There’s something quaint about those people who trust so openly. They spill their life stories without much prompting or hesitation, and you find out their dog has worms, their spouse smells funny sometimes, and their car makes a rattling noise. That’s all fine and good, but what does one get out of spilling their guts like that? Mind you, as of late, I have have had a very irrational thought that everyone is out to get me, for the most part. “Trust no one.” But I have nothing to hide. My life is bland, for the most part. But yet, I feel that if I open up a bit, trust a bit, they’ll use all that BS and turn it into a noose…okay, yes, I’m being melodramatic…I got one hour of sleep last night because of a bad shoulder and my mind is on overdrive on this subject. But it can feel like that sometimes people.
Yet I prefer to stay on guard. I become selective, to the point of where practically everyone is being interviewed on whether or not they are “worthy” of my trust, in which I hold in so much information that very few people really get to know me. I know I’m not all that, and honestly, I know that my trust isn’t all that important to most people. Like I said, I’m being irrational, this is an irrational thought, yet…I know I’m not alone. Not until they get past my defenses, or are incredibly hot, will they know anything about me. For some reason, beautiful women can pretty much get me to share with them way more than I intended. Of course, beautiful women do that to all men. Smart, beautiful women are the worst, because now you WANT them and then…well, that leads to more irrational thought.
So how can anyone expect to find a relationship with anyone if they’re closed off? How would a guy like myself possibly feel he would have a chance with any woman if he’s just a mute. Now I’m not suggesting that people go out there and and spread their story like a plague, but risks must be taken in the world of relationships. You can’t let silence fall just because a pretty girl is trying to have a conversation with you. See, that’s what some people do. They’ll turn a conversation around where you’ll find yourself asking about someone and end up just talking about yourself. The ole switcheroo. That’s what happens when you’re on the defensive, and you’re just shooting yourself in the foot. Can’t trust them, can’t let them in. Of course, if you go the opposite, you’re just as bad, and yes moderation is the key here…but this trust thing is big stuff. That makes or breaks people. You’re trust of a person, once lost, may never happen again. Your trust in freakin’ humanity can go and may never come back again. Oh man…that’s a big deal! Which is why I think most people are in one extreme and another and the minority actually know how to actually balance it out!
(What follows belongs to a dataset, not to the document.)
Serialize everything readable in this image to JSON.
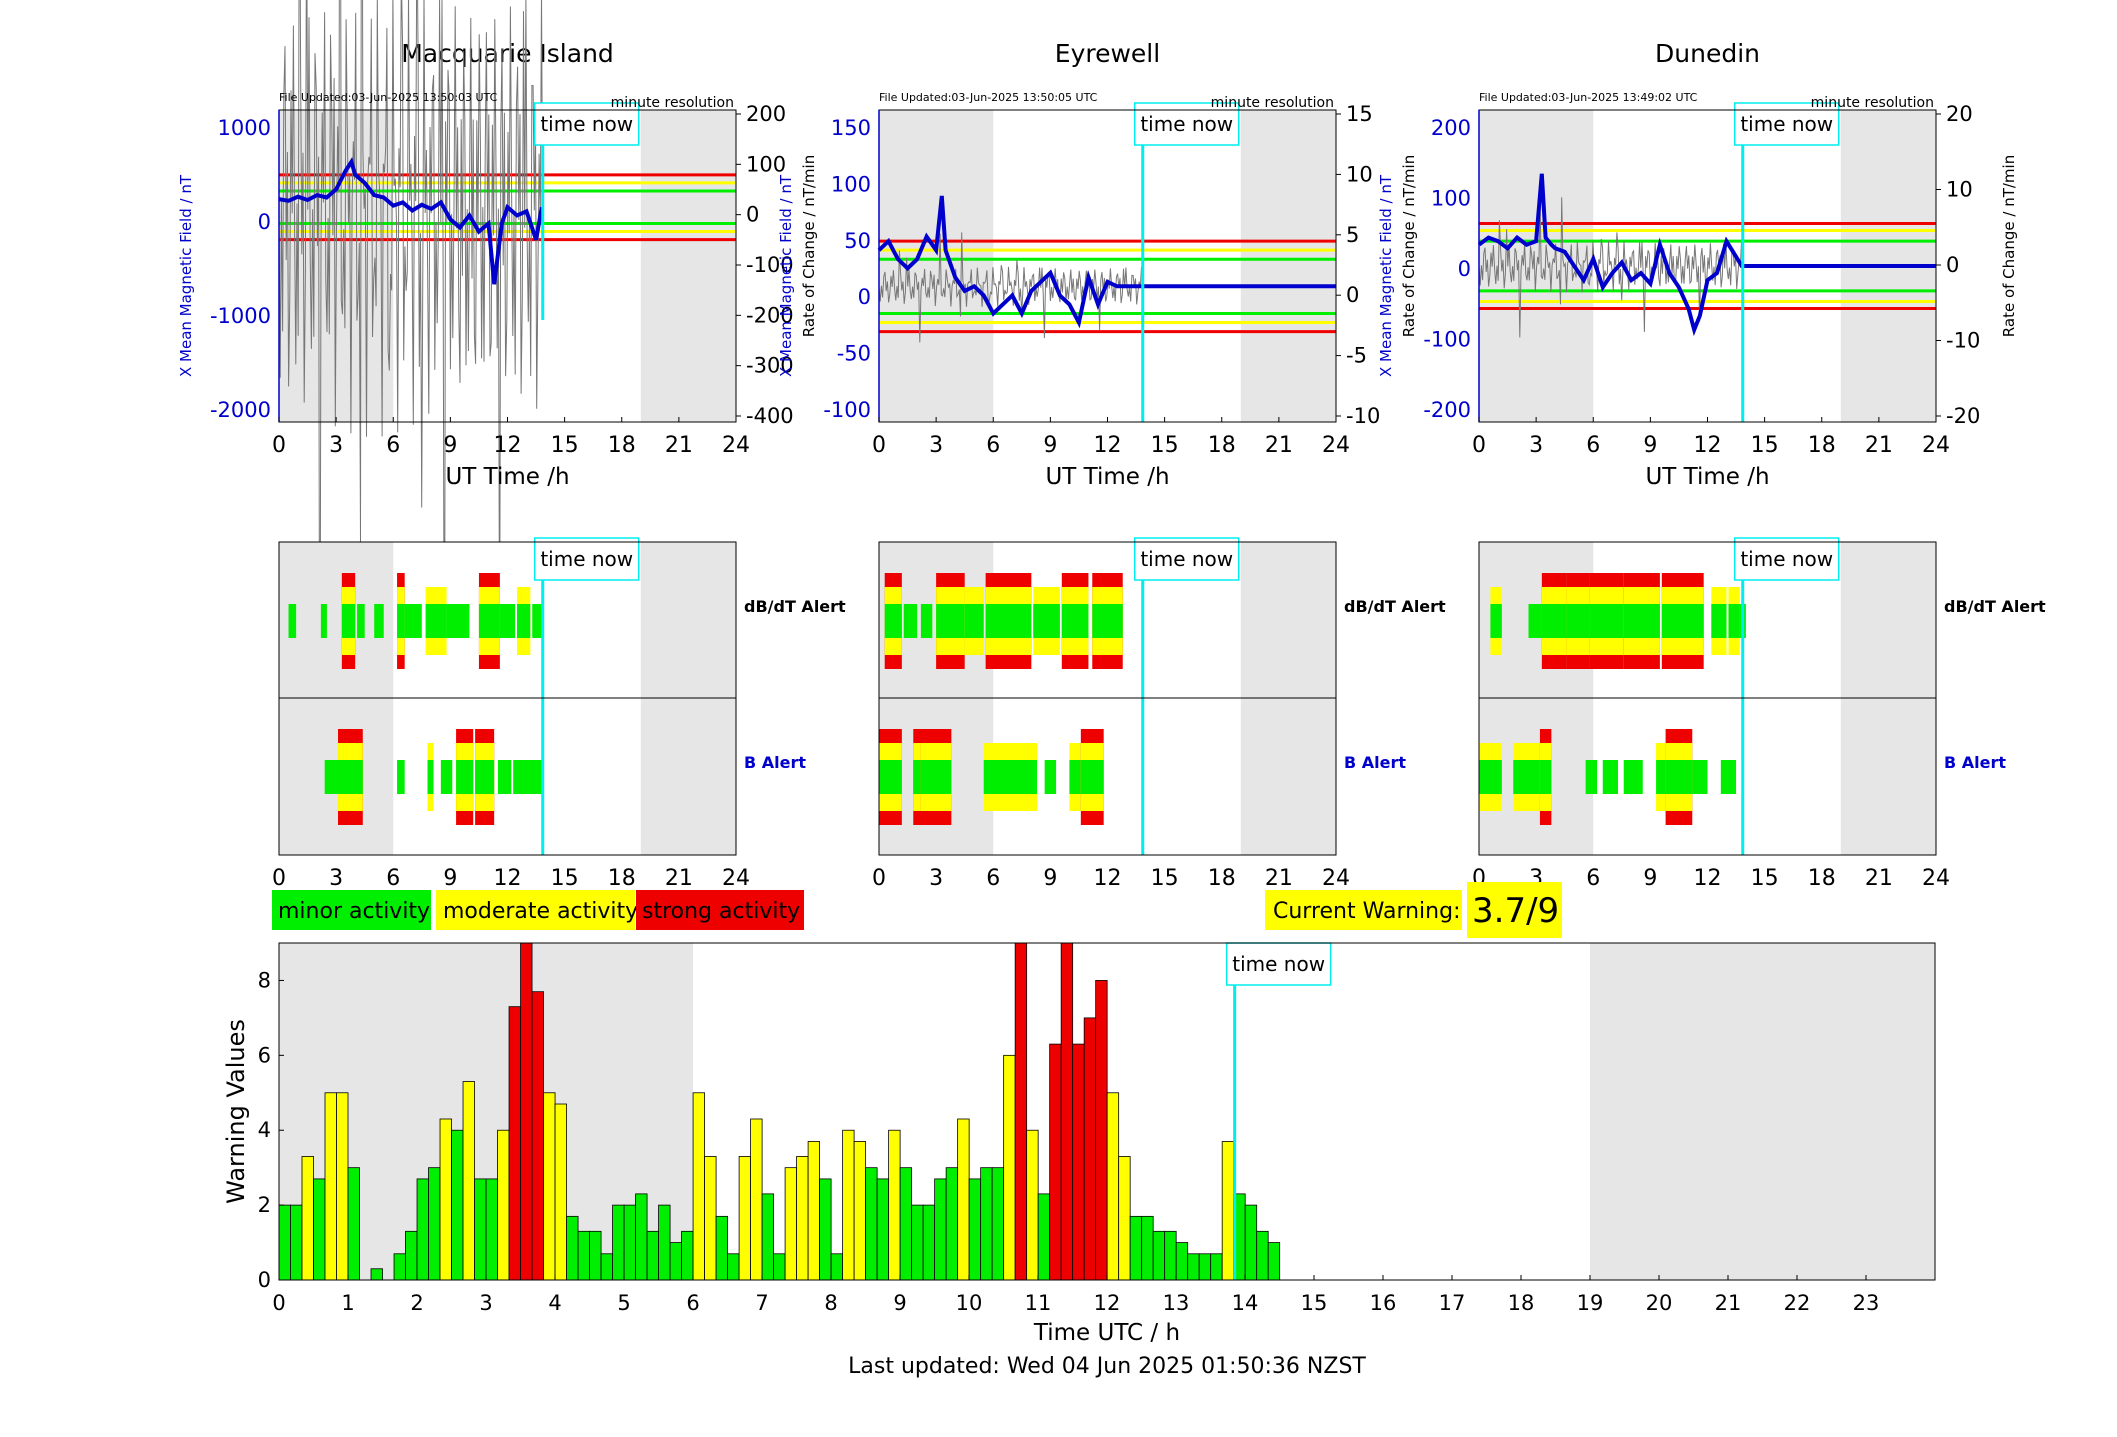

I guess it all comes back to the saying, once bitten, twice shy. In other words, if you were screwed over once, you put your fists up, you bob and weave, and you get ready for that next round trying to make sure you’re not going to get hit again…that you’re not going to get knocked down again. So there’s the problem. I can see it from both sides, and I’ve been on both sides. I used to have the motto, “You have my trust, until you lose it.” Now it’s, “You’ve got to work for my trust. Have fun.”
Maybe in the end it really doesn’t matter. I watched a movie called “Our Idiot Brother,” and the main character believes that everyone will do good if you give them a chance, or something to that effect. Can you leave yourself that open? Is it naive to believe that people, if given the chance, will treat you well and do the right thing? Or are all people out for themselves and out to screw you the first chance they got?
Okay, I’m going to sleep now. Once my mind defrags I’ll write about more…coherent things. But, tell me your thoughts on this matter and how you handle the trust subject.